Em um comunicado de 2022, a agência norte-americana argumentou que “há uma chance remota de que fontes ambientais de tetraciclina podem ter tetraciclina o suficiente para funcionar como um antídoto para a característica letal à fêmea do mosquito OX5034”. Com isso, haveria a possibilidade de fêmeas transgênicas sobreviverem e se reproduzirem. Apenas as fêmeas de Aedes picam os humanos e transmitem doenças.
No Brasil, não há nenhuma restrição de local para a liberação dos insetos transgênicos, tanto da mariposa quanto do mosquito. O agrônomo e entomologista Fernando Hercos Valicente, pesquisador da Embrapa Milho e Sorgo, que integrou a CTNBio na época das deliberações para a aprovação da primeira versão de Aedes aegypti da Oxitec, contou que o assunto foi discutido na época. “Alguém mencionou o caso das rações de cachorro, que podem conter tetraciclina. Mas é uma quantidade muito discrepante entre o que havia na ração e o que era preciso para o inseto sobreviver. Seria preciso uma dose muito maior. Isso não é um problema”, afirma Valicente. Para ele, “os resultados positivos dos testes feitos no Brasil mostram o benefício da tecnologia”.

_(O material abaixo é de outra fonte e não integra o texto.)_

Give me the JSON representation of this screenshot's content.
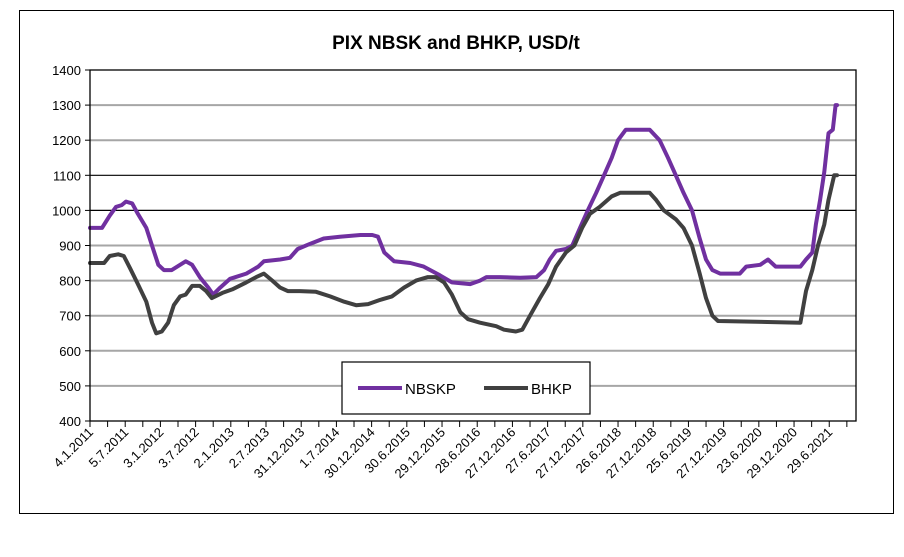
{
  "chart_data": {
    "type": "line",
    "title": "PIX NBSK and BHKP, USD/t",
    "xlabel": "",
    "ylabel": "",
    "x_unit": "decimal year",
    "xlim": [
      2011.0,
      2021.88
    ],
    "ylim": [
      400,
      1400
    ],
    "yticks": [
      400,
      500,
      600,
      700,
      800,
      900,
      1000,
      1100,
      1200,
      1300,
      1400
    ],
    "emphasized_gridlines": [
      1000,
      1100
    ],
    "grid": true,
    "legend_position": "bottom-center",
    "xtick_labels": [
      "4.1.2011",
      "5.7.2011",
      "3.1.2012",
      "3.7.2012",
      "2.1.2013",
      "2.7.2013",
      "31.12.2013",
      "1.7.2014",
      "30.12.2014",
      "30.6.2015",
      "29.12.2015",
      "28.6.2016",
      "27.12.2016",
      "27.6.2017",
      "27.12.2017",
      "26.6.2018",
      "27.12.2018",
      "25.6.2019",
      "27.12.2019",
      "23.6.2020",
      "29.12.2020",
      "29.6.2021"
    ],
    "series": [
      {
        "name": "NBSKP",
        "color": "#7030a0",
        "x": [
          2011.0,
          2011.17,
          2011.28,
          2011.37,
          2011.45,
          2011.51,
          2011.6,
          2011.68,
          2011.8,
          2011.88,
          2011.97,
          2012.05,
          2012.16,
          2012.28,
          2012.36,
          2012.45,
          2012.56,
          2012.68,
          2012.75,
          2012.85,
          2012.99,
          2013.22,
          2013.39,
          2013.47,
          2013.7,
          2013.84,
          2013.95,
          2014.13,
          2014.32,
          2014.55,
          2014.84,
          2015.01,
          2015.09,
          2015.18,
          2015.32,
          2015.55,
          2015.74,
          2015.97,
          2016.14,
          2016.4,
          2016.54,
          2016.63,
          2016.82,
          2017.11,
          2017.34,
          2017.45,
          2017.53,
          2017.62,
          2017.76,
          2017.85,
          2017.96,
          2018.07,
          2018.19,
          2018.3,
          2018.41,
          2018.5,
          2018.61,
          2018.95,
          2019.09,
          2019.21,
          2019.32,
          2019.43,
          2019.55,
          2019.66,
          2019.75,
          2019.84,
          2019.95,
          2020.23,
          2020.32,
          2020.52,
          2020.63,
          2020.74,
          2021.09,
          2021.17,
          2021.26,
          2021.31,
          2021.37,
          2021.43,
          2021.49,
          2021.55,
          2021.59,
          2021.61
        ],
        "values": [
          950,
          950,
          985,
          1010,
          1015,
          1025,
          1020,
          990,
          950,
          900,
          845,
          830,
          830,
          845,
          855,
          845,
          810,
          780,
          760,
          780,
          805,
          820,
          840,
          855,
          860,
          865,
          890,
          905,
          920,
          925,
          930,
          930,
          925,
          880,
          855,
          850,
          840,
          815,
          795,
          790,
          800,
          810,
          810,
          808,
          810,
          830,
          860,
          885,
          890,
          900,
          950,
          1000,
          1050,
          1100,
          1150,
          1200,
          1230,
          1230,
          1200,
          1150,
          1100,
          1050,
          1000,
          920,
          860,
          830,
          820,
          820,
          840,
          845,
          860,
          840,
          840,
          860,
          880,
          960,
          1030,
          1110,
          1220,
          1230,
          1300,
          1300
        ]
      },
      {
        "name": "BHKP",
        "color": "#404040",
        "x": [
          2011.0,
          2011.2,
          2011.28,
          2011.4,
          2011.48,
          2011.57,
          2011.68,
          2011.8,
          2011.88,
          2011.94,
          2012.02,
          2012.11,
          2012.19,
          2012.28,
          2012.36,
          2012.45,
          2012.56,
          2012.65,
          2012.73,
          2012.88,
          2013.02,
          2013.22,
          2013.36,
          2013.47,
          2013.59,
          2013.7,
          2013.81,
          2013.98,
          2014.21,
          2014.41,
          2014.61,
          2014.78,
          2014.95,
          2015.12,
          2015.29,
          2015.46,
          2015.63,
          2015.8,
          2015.91,
          2016.03,
          2016.14,
          2016.26,
          2016.37,
          2016.54,
          2016.77,
          2016.88,
          2017.05,
          2017.14,
          2017.25,
          2017.39,
          2017.51,
          2017.62,
          2017.76,
          2017.88,
          2017.99,
          2018.1,
          2018.24,
          2018.41,
          2018.53,
          2018.95,
          2019.04,
          2019.15,
          2019.32,
          2019.43,
          2019.55,
          2019.66,
          2019.75,
          2019.84,
          2019.92,
          2021.09,
          2021.17,
          2021.26,
          2021.34,
          2021.43,
          2021.49,
          2021.57,
          2021.61
        ],
        "values": [
          850,
          850,
          870,
          875,
          870,
          835,
          790,
          740,
          680,
          650,
          655,
          680,
          730,
          755,
          760,
          785,
          785,
          770,
          750,
          765,
          775,
          795,
          810,
          820,
          800,
          780,
          770,
          770,
          768,
          755,
          740,
          730,
          733,
          745,
          755,
          780,
          800,
          810,
          810,
          795,
          760,
          710,
          690,
          680,
          670,
          660,
          655,
          660,
          700,
          750,
          790,
          840,
          880,
          900,
          950,
          990,
          1010,
          1040,
          1050,
          1050,
          1030,
          1000,
          975,
          950,
          900,
          820,
          750,
          700,
          685,
          680,
          770,
          830,
          900,
          960,
          1030,
          1100,
          1100
        ]
      }
    ]
  }
}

Já o biólogo José Maria Gusman Ferraz, que também fez parte da CTNBio e votou contra a liberação do mosquito transgênico no país, afirma que há um grande descuido por parte das autoridades e que seria preciso pesquisar muito mais o que pode acontecer com o ecossistema como um todo. “O princípio da precaução não está sendo levado em conta. A liberação só será reavaliada se houver um problema muito grave. Mas pode ser tarde. Quando liberamos um produto, não liberamos apenas a planta ou o inseto transgênico. Liberamos uma tecnologia que pode levar a uma alteração no ambiente.”